Friday, January 16, 2015

Disabled Prayers

I watched my fourteen-month-old granddaughter watching me as she embedded herself on an adult hospital mattress in the pediatric intensive care unit at Fairfax Children’s Hospital in Virginia. A prolonged respiratory virus causing high fevers,consistent coughing, and rapid breathing convinced her parents that it was time to take her to the emergency room.  Four days and three nights of constant medical intrusions and interventions escalated into one traumatic episode for my daughter, her husband, and our extended family. Several times, I was alone with Shoshana Naomi when my daughter took a well-deserved break.  I stared into her dark cimmerian eyes and leaned forward so she could see and, perhaps, feel my deep empathy for her well-being.  I hunched over her adorableness and became absorbed in a moment-to-moment healing ritual of being. I did not speak the words of my familiar prayers.

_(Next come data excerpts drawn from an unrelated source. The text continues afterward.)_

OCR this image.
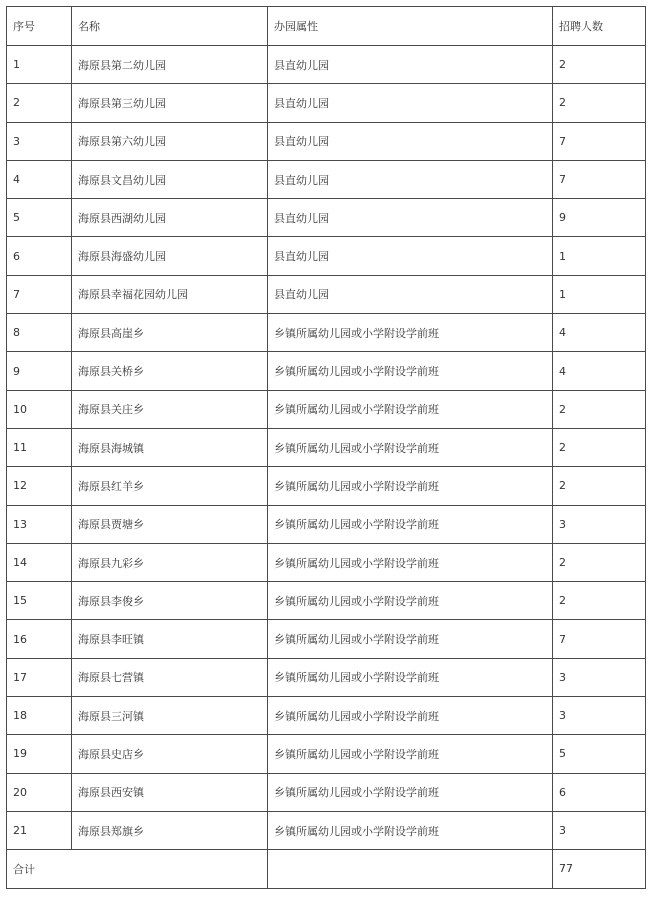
序号	名称	办园属性	招聘人数
1	海原县第二幼儿园	县直幼儿园	2
2	海原县第三幼儿园	县直幼儿园	2
3	海原县第六幼儿园	县直幼儿园	7
4	海原县文昌幼儿园	县直幼儿园	7
5	海原县西湖幼儿园	县直幼儿园	9
6	海原县海盛幼儿园	县直幼儿园	1
7	海原县幸福花园幼儿园	县直幼儿园	1
8	海原县高崖乡	乡镇所属幼儿园或小学附设学前班	4
9	海原县关桥乡	乡镇所属幼儿园或小学附设学前班	4
10	海原县关庄乡	乡镇所属幼儿园或小学附设学前班	2
11	海原县海城镇	乡镇所属幼儿园或小学附设学前班	2
12	海原县红羊乡	乡镇所属幼儿园或小学附设学前班	2
13	海原县贾塘乡	乡镇所属幼儿园或小学附设学前班	3
14	海原县九彩乡	乡镇所属幼儿园或小学附设学前班	2
15	海原县李俊乡	乡镇所属幼儿园或小学附设学前班	2
16	海原县李旺镇	乡镇所属幼儿园或小学附设学前班	7
17	海原县七营镇	乡镇所属幼儿园或小学附设学前班	3
18	海原县三河镇	乡镇所属幼儿园或小学附设学前班	3
19	海原县史店乡	乡镇所属幼儿园或小学附设学前班	5
20	海原县西安镇	乡镇所属幼儿园或小学附设学前班	6
21	海原县郑旗乡	乡镇所属幼儿园或小学附设学前班	3
合计			77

They remained irretrievable and silent.My essentiality and ego faded into the background.  In the foreground was this disconsolate child, my soul’s present priority. Focused and fixated, I recorded every minute movement from her struggling body. Was sheasleep? Was she nursing comfortably? Was her breathing optimal? Was her cough waning?  How might we reduce her tiny tremblings?  I sat and swayed her in a chair that did not rock.  She was my safety and I was her anchor.  We slipped into the harbor together, heading toward the lighthouse of recovery.  But where were the prayers? Where were the Hebrew prayers of my childhood that I know by heart? Disconnected. Disarmed. Disabled. Lost in fear. I remember visiting my late father following his hip surgery ten years ago. Frail and pale, his body sank sullenly into the hospital bed. In an attempt to raise his spirits, I offered him a siddur, a yarmulke, and his well-worn tallit. My devout father, who prayed every morning and evening, refused his personal paraphernalia. “I cannot pray today. I am too weak. Today, God will need to pray for me.” For four days and three nights, not one prayer passed through my mind or mouth. I simply was not able. I was too busy watching my granddaughter watching me.
Could I boldly ask God to pray for my granddaughter? Perhaps you, Papa, with your ever-persuasive prayers, could engage with God for Shoshana’s healing, and also bring my prayers back to life.